Unos pasos más adelante, James la llamó, señalándole un grupo de ciervos y Acacia sacudió la cabeza en un intento por alejar el recuerdo de la noche pasada. Forzó una sonrisa en su dirección y se concentró en gozar del paisaje que tan querido le era, del hermoso contraste entre el amarillo vivo de la aulaga y los delicados tonos rosas, púrpuras y malvas del brezo. De regreso, una hora más tarde, desmontaron y pasearon cogidos de la mano a lo largo del río.
—He estado pensándolo mucho —dijo James de repente— y será mejor que rompamos.
—¿Cómo?
—No de inmediato. Una vez me marche.
—¿Por qué? —exclamó Acacia—. ¿Ya no me quieres?
—Claro que te quiero. Y sé que tú también me quieres, pero no estás enamorada de mí, no como yo lo estoy de ti.
Acacia lo miró atónita. Sus palabras no eran en absoluto acusadoras.

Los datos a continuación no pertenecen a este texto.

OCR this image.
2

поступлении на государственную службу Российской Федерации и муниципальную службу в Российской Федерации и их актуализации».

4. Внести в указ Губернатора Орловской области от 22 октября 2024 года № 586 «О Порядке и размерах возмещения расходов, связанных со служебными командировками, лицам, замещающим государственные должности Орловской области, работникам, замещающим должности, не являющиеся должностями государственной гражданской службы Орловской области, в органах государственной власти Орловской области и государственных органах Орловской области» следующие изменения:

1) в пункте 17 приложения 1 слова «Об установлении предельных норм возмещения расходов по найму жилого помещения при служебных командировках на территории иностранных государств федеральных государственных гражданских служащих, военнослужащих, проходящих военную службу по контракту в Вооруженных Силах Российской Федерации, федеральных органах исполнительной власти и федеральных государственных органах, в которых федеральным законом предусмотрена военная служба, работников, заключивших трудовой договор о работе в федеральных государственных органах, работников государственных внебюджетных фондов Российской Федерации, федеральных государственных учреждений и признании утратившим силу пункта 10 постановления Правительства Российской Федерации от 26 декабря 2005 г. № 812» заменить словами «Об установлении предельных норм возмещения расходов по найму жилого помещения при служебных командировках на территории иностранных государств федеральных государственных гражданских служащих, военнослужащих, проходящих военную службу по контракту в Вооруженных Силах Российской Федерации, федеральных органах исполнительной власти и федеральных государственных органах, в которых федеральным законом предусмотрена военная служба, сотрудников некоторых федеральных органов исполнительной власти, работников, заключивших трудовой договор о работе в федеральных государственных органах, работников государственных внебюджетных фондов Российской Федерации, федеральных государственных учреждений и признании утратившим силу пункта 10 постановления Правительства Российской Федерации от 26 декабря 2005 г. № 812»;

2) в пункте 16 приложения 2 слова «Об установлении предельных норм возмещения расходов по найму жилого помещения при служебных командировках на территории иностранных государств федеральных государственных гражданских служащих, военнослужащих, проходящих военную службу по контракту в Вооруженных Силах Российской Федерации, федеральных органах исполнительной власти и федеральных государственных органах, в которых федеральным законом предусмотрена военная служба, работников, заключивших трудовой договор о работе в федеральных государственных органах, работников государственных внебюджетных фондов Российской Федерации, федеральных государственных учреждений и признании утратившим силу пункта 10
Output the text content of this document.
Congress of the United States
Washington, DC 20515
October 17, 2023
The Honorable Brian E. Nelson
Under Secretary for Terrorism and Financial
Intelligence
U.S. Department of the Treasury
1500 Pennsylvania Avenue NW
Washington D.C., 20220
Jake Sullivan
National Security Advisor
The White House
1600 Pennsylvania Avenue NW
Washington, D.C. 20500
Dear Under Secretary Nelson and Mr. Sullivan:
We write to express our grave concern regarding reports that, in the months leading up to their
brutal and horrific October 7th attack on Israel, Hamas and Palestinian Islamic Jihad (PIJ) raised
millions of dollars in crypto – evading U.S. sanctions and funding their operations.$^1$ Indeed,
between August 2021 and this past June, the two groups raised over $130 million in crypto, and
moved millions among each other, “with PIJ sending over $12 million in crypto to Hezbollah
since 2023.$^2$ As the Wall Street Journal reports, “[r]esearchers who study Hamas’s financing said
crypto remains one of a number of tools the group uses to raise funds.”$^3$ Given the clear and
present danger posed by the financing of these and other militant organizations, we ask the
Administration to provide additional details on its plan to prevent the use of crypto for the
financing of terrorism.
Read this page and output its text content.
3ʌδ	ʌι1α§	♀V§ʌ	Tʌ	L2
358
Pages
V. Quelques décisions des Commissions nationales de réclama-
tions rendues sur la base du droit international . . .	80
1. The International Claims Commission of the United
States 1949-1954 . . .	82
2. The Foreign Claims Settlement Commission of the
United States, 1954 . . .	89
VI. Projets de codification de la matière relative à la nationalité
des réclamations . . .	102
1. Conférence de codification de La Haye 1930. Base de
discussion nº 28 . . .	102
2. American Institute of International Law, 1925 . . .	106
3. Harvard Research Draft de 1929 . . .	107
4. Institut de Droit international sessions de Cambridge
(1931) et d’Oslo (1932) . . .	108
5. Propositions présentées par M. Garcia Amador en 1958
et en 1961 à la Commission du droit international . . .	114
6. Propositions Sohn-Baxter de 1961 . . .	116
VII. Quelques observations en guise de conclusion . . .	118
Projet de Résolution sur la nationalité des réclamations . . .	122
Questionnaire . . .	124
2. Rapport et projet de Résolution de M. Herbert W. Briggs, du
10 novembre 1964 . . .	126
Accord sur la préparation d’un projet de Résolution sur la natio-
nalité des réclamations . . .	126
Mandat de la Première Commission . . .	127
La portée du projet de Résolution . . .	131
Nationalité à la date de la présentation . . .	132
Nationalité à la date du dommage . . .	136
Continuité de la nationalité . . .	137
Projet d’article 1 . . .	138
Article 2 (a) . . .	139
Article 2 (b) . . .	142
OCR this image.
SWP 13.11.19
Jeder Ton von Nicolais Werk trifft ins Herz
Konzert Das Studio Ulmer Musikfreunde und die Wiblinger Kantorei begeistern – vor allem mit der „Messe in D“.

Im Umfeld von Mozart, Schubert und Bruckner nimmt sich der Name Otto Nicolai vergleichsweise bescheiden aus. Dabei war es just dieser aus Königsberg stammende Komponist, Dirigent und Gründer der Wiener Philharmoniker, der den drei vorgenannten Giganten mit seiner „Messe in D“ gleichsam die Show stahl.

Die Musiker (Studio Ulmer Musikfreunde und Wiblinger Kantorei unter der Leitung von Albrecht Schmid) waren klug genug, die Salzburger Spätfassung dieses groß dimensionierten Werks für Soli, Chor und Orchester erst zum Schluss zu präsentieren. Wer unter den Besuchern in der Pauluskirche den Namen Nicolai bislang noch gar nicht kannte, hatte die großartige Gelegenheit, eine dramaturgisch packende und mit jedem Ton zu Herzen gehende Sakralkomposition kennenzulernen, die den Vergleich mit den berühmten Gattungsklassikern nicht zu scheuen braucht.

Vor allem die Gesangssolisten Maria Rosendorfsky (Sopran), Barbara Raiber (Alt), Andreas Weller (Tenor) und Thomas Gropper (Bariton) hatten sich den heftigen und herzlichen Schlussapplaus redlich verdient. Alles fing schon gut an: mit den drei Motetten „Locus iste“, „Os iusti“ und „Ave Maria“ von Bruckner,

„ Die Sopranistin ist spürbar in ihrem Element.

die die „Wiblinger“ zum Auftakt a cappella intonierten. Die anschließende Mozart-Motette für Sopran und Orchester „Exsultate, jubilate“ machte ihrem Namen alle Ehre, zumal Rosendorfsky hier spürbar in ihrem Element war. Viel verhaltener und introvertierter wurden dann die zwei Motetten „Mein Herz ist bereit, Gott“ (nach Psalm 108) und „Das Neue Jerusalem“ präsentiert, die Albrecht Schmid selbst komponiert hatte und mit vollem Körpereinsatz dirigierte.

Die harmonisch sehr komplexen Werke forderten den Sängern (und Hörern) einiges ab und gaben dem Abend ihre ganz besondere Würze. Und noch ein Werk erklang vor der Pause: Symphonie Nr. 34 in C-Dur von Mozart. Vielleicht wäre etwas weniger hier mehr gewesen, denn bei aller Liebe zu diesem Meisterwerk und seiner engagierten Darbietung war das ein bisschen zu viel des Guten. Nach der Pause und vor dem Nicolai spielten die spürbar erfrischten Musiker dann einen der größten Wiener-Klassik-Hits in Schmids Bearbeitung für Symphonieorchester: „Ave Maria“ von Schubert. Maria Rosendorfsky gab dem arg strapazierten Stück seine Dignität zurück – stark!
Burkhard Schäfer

Simplemente estaba exponiendo una realidad. Lo cierto es que había estado tan ocupada que ni siquiera se había planteado su futuro juntos. Se dio cuenta con un tinte de culpabilidad de que su relación había sido siempre mucho más importante para él que para ella.
—Me gustaría mucho que siguiéramos siendo buenos amigos, claro está —continuó James—, pero será mejor para los dos si nos damos la libertad de seguir nuestro camino, de conocer a otras personas.
Acacia estudió su rostro, consciente de la angustiosa reflexión que se hallaba detrás de su decisión. Durante año y medio había sido el novio ideal. No habían discutido ni una sola vez y la relación había transcurrido suave y uniforme, sin sobresaltos ni sorpresas.
—¡Oh, James! —dijo abrazándolo—. Siento tanto no haber podido quererte como te mereces.
James se inclinó y la besó con dulzura.
Cuando Millie regresó de Francia, todos ellos fueron a explorar el condado de Wiltshire. Millie, James y Acacia viajaron en la parte de atrás del coche familiar de los Corrigan cantando a pleno pulmón como cuando eran niños.
Visitaron a Andy en Salisbury, donde estaba viviendo con su novia Lorraine, una veterinaria menuda de vivaces ojos azules. Había visitado la granja en varias ocasiones y a Acacia le caía muy bien. Millie, sin embargo, le lanzó una mirada asesina que la dejó desconcertada.
Lorraine, que había nacido en la ciudad, les habló de su historia y los acompañó a ver la espectacular catedral gótica. Les señaló su aguja de ciento veintitrés metros, la más alta del Reino Unido, en cuyo interior pudieron adentrarse, y su hermoso claustro, el mayor del país.